To find the coefficient of \(x^2\) in the expansion of \((1 + x^2) \left( \frac{x}{2} - \frac{4}{x} \right)^6\), we first expand \(\left( \frac{x}{2} - \frac{4}{x} \right)^6\) using the binomial theorem.

The general term in the expansion is given by:

\(\binom{6}{k} \left( \frac{x}{2} \right)^{6-k} \left( -\frac{4}{x} \right)^k\)

Simplifying, we have:

\(\binom{6}{k} \left( \frac{x^{6-k}}{2^{6-k}} \right) \left( \frac{(-4)^k}{x^k} \right) = \binom{6}{k} \frac{(-4)^k}{2^{6-k}} x^{6-2k}\)

We need the term where the power of \(x\) is zero (constant term) and the term where the power of \(x\) is 2.

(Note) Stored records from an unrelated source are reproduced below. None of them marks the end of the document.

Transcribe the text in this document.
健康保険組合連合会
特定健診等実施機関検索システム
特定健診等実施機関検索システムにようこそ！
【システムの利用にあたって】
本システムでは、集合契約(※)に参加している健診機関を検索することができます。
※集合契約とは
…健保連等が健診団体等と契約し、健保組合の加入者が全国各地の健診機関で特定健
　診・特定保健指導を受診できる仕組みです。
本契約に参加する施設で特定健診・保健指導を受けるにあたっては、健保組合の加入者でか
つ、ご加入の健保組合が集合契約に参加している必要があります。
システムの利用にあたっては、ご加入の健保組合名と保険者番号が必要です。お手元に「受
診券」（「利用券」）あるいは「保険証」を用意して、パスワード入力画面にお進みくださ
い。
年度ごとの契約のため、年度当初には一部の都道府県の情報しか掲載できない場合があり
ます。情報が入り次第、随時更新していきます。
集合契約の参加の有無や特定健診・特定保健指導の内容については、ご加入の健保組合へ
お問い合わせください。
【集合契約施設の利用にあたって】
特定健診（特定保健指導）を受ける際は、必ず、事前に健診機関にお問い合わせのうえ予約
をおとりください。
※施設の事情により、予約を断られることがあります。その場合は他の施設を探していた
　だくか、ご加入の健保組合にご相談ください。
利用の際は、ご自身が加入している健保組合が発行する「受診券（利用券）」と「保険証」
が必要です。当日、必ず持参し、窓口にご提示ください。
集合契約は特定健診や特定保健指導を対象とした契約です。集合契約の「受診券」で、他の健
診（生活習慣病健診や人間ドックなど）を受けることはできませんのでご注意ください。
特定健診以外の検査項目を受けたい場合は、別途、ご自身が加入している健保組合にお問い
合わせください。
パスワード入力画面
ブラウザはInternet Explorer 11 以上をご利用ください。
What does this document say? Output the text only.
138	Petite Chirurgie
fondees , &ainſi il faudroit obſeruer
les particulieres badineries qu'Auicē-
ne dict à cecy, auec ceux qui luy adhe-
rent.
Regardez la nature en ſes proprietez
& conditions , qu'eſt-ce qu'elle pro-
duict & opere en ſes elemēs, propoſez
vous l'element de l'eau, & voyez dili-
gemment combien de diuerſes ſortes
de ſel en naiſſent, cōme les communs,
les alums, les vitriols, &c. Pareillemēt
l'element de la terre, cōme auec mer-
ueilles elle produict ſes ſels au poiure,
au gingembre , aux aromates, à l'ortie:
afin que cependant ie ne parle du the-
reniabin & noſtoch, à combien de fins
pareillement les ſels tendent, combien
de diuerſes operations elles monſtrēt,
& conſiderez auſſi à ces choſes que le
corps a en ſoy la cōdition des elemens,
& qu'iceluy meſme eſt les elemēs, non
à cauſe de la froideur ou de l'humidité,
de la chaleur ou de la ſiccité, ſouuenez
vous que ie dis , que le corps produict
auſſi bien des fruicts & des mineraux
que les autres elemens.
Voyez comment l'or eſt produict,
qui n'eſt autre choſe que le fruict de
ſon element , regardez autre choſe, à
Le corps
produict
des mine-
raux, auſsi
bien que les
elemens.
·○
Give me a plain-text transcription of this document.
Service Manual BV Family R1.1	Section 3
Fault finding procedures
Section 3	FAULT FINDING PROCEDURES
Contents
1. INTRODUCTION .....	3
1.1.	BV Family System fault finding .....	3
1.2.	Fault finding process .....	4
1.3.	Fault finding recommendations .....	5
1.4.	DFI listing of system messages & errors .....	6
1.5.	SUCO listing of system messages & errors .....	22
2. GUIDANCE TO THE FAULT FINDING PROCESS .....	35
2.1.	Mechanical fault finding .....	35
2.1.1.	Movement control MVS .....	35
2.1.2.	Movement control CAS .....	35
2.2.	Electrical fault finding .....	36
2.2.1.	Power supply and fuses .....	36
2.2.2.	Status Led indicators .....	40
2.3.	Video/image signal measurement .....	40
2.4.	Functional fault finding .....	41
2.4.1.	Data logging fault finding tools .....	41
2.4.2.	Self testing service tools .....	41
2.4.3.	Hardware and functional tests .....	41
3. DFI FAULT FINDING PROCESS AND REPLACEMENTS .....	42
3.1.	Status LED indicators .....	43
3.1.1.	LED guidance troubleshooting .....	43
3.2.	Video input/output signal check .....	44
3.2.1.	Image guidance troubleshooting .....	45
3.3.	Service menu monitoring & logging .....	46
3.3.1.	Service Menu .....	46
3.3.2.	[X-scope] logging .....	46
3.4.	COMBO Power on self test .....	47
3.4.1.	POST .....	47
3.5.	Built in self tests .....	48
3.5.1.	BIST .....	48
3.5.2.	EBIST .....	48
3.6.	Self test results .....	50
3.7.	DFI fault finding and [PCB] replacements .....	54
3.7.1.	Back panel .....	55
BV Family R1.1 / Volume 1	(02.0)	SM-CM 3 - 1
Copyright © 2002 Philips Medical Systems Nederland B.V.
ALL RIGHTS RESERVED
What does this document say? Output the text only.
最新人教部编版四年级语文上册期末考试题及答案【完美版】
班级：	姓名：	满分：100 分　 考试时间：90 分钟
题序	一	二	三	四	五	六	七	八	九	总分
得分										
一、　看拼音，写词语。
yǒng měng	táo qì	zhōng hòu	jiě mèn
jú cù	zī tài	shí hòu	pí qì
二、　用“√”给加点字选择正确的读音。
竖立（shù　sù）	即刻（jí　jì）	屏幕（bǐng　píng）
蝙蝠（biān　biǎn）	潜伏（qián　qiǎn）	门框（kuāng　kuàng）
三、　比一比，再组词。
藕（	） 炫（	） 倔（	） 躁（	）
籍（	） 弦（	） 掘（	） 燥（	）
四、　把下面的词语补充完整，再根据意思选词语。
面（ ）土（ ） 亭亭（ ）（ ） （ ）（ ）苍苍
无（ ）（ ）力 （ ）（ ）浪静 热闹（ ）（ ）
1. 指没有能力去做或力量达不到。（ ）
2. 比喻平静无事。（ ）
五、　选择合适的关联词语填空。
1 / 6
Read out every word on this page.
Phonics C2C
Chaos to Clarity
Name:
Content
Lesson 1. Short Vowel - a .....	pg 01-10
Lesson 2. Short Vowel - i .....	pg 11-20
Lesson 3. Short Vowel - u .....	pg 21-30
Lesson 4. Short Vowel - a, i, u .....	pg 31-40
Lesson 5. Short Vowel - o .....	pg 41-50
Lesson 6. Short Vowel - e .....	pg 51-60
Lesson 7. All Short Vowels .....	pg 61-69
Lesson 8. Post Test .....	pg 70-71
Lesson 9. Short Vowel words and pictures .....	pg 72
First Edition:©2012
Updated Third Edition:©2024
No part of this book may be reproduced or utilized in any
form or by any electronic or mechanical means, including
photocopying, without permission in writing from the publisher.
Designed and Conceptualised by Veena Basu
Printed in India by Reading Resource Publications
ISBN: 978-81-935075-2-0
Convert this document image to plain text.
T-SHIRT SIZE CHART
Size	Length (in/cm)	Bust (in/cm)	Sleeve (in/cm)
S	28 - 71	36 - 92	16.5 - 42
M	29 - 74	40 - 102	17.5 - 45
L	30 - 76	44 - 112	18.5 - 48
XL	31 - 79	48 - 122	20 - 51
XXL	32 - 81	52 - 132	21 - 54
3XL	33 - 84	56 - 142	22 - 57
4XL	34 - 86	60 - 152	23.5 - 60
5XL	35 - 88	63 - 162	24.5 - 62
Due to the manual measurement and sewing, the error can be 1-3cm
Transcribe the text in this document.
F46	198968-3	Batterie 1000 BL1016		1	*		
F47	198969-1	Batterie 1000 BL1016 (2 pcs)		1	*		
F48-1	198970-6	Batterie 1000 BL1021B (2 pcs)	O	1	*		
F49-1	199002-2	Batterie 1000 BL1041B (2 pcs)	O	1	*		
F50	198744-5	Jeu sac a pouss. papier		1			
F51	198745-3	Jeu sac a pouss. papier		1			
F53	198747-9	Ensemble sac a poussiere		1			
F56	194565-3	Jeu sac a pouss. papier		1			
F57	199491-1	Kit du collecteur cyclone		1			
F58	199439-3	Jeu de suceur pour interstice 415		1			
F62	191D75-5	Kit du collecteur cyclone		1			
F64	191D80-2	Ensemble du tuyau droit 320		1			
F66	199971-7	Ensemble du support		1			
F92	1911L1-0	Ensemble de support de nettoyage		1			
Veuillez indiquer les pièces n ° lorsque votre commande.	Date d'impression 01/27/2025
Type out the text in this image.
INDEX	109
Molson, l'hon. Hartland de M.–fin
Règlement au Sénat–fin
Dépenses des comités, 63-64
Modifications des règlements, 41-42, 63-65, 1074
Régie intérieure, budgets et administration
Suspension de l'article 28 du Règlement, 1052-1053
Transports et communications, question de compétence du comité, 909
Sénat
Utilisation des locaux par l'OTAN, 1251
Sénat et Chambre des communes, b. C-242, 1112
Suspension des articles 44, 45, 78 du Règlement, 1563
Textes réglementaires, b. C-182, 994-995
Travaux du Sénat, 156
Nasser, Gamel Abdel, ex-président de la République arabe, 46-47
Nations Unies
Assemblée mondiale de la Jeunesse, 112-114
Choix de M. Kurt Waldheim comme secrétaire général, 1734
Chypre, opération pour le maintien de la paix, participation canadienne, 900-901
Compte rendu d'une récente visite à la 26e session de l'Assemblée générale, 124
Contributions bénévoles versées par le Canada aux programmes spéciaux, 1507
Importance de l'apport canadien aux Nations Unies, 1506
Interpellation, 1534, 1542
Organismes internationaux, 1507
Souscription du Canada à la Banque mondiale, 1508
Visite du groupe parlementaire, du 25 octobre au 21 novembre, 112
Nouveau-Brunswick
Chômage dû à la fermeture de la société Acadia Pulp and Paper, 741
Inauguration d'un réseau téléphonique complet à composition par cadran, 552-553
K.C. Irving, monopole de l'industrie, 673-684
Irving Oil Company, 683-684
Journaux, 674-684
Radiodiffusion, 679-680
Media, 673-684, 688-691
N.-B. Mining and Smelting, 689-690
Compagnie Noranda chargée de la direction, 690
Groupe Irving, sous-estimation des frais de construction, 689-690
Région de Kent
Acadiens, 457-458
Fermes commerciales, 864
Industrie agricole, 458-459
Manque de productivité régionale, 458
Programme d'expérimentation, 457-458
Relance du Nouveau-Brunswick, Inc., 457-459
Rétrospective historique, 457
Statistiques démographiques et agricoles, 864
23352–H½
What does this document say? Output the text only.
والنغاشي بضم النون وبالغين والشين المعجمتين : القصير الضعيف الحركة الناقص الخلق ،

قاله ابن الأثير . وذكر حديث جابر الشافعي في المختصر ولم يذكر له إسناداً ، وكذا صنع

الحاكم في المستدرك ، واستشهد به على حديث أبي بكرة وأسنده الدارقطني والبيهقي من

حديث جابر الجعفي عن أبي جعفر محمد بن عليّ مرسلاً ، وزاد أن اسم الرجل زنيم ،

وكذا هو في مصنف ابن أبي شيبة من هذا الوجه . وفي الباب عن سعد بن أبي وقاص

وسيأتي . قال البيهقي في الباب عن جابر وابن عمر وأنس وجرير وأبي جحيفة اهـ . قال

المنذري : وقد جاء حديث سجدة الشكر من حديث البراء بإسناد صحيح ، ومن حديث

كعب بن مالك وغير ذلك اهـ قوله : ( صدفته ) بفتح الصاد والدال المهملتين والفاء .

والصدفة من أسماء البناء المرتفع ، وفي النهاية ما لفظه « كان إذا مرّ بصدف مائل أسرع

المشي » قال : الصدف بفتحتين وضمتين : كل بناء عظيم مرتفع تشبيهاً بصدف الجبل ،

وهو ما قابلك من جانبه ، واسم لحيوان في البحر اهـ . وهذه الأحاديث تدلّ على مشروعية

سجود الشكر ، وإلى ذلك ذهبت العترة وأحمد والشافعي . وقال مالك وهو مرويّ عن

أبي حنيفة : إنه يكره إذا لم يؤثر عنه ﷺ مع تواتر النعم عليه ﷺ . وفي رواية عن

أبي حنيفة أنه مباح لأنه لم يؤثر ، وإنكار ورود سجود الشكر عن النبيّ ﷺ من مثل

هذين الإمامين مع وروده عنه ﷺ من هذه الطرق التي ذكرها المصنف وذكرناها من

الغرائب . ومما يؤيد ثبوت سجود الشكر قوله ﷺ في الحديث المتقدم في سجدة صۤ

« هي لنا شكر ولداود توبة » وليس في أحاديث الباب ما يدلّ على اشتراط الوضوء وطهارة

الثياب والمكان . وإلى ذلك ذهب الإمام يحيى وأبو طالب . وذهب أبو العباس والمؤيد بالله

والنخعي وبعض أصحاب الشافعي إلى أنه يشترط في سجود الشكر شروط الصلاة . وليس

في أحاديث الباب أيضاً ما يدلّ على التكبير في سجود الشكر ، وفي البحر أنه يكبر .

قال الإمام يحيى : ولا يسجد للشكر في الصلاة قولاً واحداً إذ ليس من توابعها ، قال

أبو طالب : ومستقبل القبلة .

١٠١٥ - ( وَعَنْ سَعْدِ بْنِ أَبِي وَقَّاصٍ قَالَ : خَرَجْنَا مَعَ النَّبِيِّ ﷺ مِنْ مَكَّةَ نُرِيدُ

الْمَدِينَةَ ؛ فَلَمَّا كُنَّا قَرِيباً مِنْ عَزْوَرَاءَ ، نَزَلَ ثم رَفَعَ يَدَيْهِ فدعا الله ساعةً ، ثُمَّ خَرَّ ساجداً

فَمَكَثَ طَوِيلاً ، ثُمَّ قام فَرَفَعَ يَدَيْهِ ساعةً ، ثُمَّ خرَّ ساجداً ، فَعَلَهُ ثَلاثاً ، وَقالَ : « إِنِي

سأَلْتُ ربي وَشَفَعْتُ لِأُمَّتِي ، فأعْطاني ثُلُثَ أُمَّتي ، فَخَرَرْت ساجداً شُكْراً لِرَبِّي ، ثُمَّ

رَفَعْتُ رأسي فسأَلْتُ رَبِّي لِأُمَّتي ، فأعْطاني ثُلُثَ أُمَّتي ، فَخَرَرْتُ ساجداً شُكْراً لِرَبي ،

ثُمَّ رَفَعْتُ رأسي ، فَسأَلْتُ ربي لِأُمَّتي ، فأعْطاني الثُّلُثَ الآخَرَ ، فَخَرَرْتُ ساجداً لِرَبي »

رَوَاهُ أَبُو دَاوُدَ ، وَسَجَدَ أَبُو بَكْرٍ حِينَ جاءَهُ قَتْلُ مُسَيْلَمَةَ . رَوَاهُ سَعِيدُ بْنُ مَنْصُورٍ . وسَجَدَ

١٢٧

For the constant term \(x^0\):

\(6 - 2k = 0 \Rightarrow k = 3\)

Substitute \(k = 3\):

\(\binom{6}{3} \frac{(-4)^3}{2^3} = 20 \times \frac{-64}{8} = -160\)

For the term in \(x^2\):

\(6 - 2k = 2 \Rightarrow k = 2\)

Substitute \(k = 2\):

\(\binom{6}{2} \frac{(-4)^2}{2^4} = 15 \times \frac{16}{16} = 15\)

Now consider the expansion of \((1 + x^2)\):

\(1 + x^2\)

The coefficient of \(x^2\) in the product is:

\(1 \times 15 + x^2 \times (-160) = 15 - 160 = -145\)

Thus, the coefficient of \(x^2\) is \(-145\).